Factors That Influence Your Baby’s Weight
Genetics play the biggest role. If both parents are on the smaller side, a baby tracking at the 15th percentile is doing exactly what their genes dictate. Birth weight and length set an initial trajectory, though some babies “catch up” or “catch down” in the first six months before settling into their own curve.
Feeding method can influence weight patterns too. Breastfed babies tend to gain weight faster in the first few months and then slow down compared to formula-fed babies, who often gain more steadily through the second half of the first year. By ten months, breast milk or formula still serves as the primary source of nutrition, with solid foods gradually making up a larger share of the diet. Babies who have taken enthusiastically to solids may weigh differently than those who are still warming up to table food.
Premature babies follow a different timeline. Pediatricians often use a “corrected age” for growth tracking, meaning a baby born two months early would be compared against the charts for an eight-month-old, not a ten-month-old. This adjusted comparison typically continues until age two.
Signs of a Growth Problem
Most parents who search for weight ranges are looking for reassurance, and most of the time, their baby is fine. But there are signs that a baby’s growth has genuinely stalled. A baby experiencing growth faltering (the current clinical term for what used to be called “failure to thrive”) may show several overlapping signals: not gaining weight as expected over multiple visits, not growing in length, excessive crying, sleeping more than usual or falling asleep during feedings, and not interacting with people in age-appropriate ways like mimicking facial expressions or responding to their name.

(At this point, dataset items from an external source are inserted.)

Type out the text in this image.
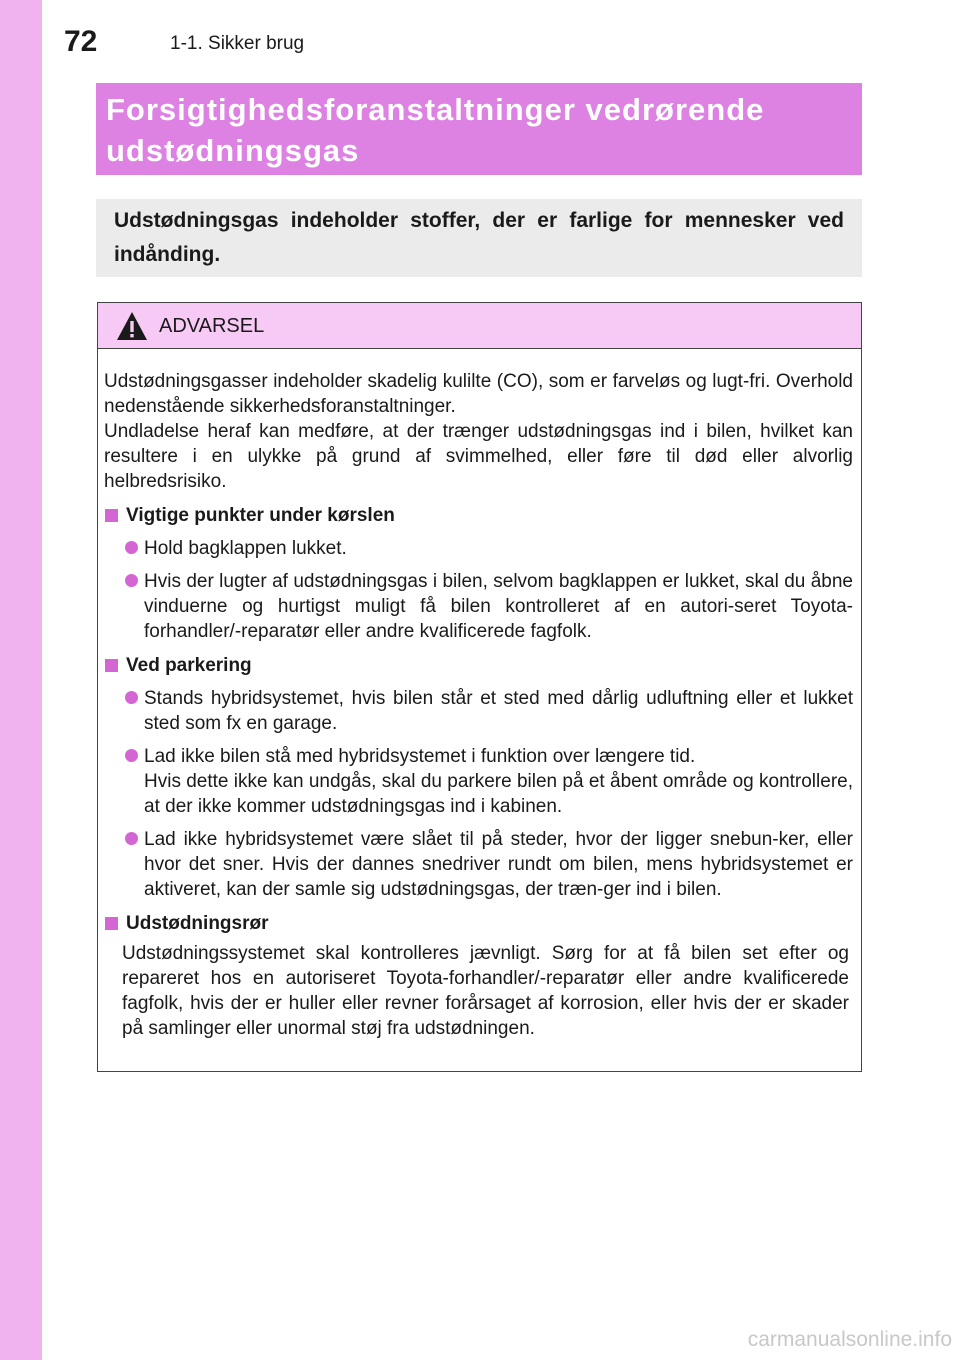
72	1-1. Sikker brug
Forsigtighedsforanstaltninger vedrørende udstødningsgas
Udstødningsgas indeholder stoffer, der er farlige for mennesker ved indånding.
ADVARSEL
Udstødningsgasser indeholder skadelig kulilte (CO), som er farveløs og lugt-fri. Overhold nedenstående sikkerhedsforanstaltninger.
Undladelse heraf kan medføre, at der trænger udstødningsgas ind i bilen, hvilket kan resultere i en ulykke på grund af svimmelhed, eller føre til død eller alvorlig helbredsrisiko.
Vigtige punkter under kørslen
Hold bagklappen lukket.
Hvis der lugter af udstødningsgas i bilen, selvom bagklappen er lukket, skal du åbne vinduerne og hurtigst muligt få bilen kontrolleret af en autori-seret Toyota-forhandler/-reparatør eller andre kvalificerede fagfolk.
Ved parkering
Stands hybridsystemet, hvis bilen står et sted med dårlig udluftning eller et lukket sted som fx en garage.
Lad ikke bilen stå med hybridsystemet i funktion over længere tid.
Hvis dette ikke kan undgås, skal du parkere bilen på et åbent område og kontrollere, at der ikke kommer udstødningsgas ind i kabinen.
Lad ikke hybridsystemet være slået til på steder, hvor der ligger snebun-ker, eller hvor det sner. Hvis der dannes snedriver rundt om bilen, mens hybridsystemet er aktiveret, kan der samle sig udstødningsgas, der træn-ger ind i bilen.
Udstødningsrør
Udstødningssystemet skal kontrolleres jævnligt. Sørg for at få bilen set efter og repareret hos en autoriseret Toyota-forhandler/-reparatør eller andre kvalificerede fagfolk, hvis der er huller eller revner forårsaget af korrosion, eller hvis der er skader på samlinger eller unormal støj fra udstødningen.
carmanualsonline.info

No single sign on that list is alarming on its own. A ten-month-old who sleeps a lot but is gaining weight and hitting milestones is just a good sleeper. The concern arises when poor weight gain appears alongside other developmental or behavioral changes. If your baby’s growth curve has flattened or dropped and you’re noticing any of these patterns together, that’s worth bringing up at your next visit rather than waiting.
Feeding at Ten Months
At this age, breast milk or formula remains the nutritional foundation. Solid foods are increasingly important but are still supplementary. Most ten-month-olds eat three small meals of soft table foods or purees alongside their usual milk feeds.
Babies’ stomachs are small, so portions look tiny by adult standards. A tablespoon or two of food at a time is normal. Offering a variety of textures and flavors matters more than quantity at this stage. Some days your baby will eat enthusiastically, and other days they’ll reject everything. This inconsistency is developmentally normal and rarely affects growth when milk intake stays steady. If your baby seems to be refusing both solids and milk consistently over several days, or if they’re losing interest in feeding altogether, that’s a more meaningful signal than one skipped meal.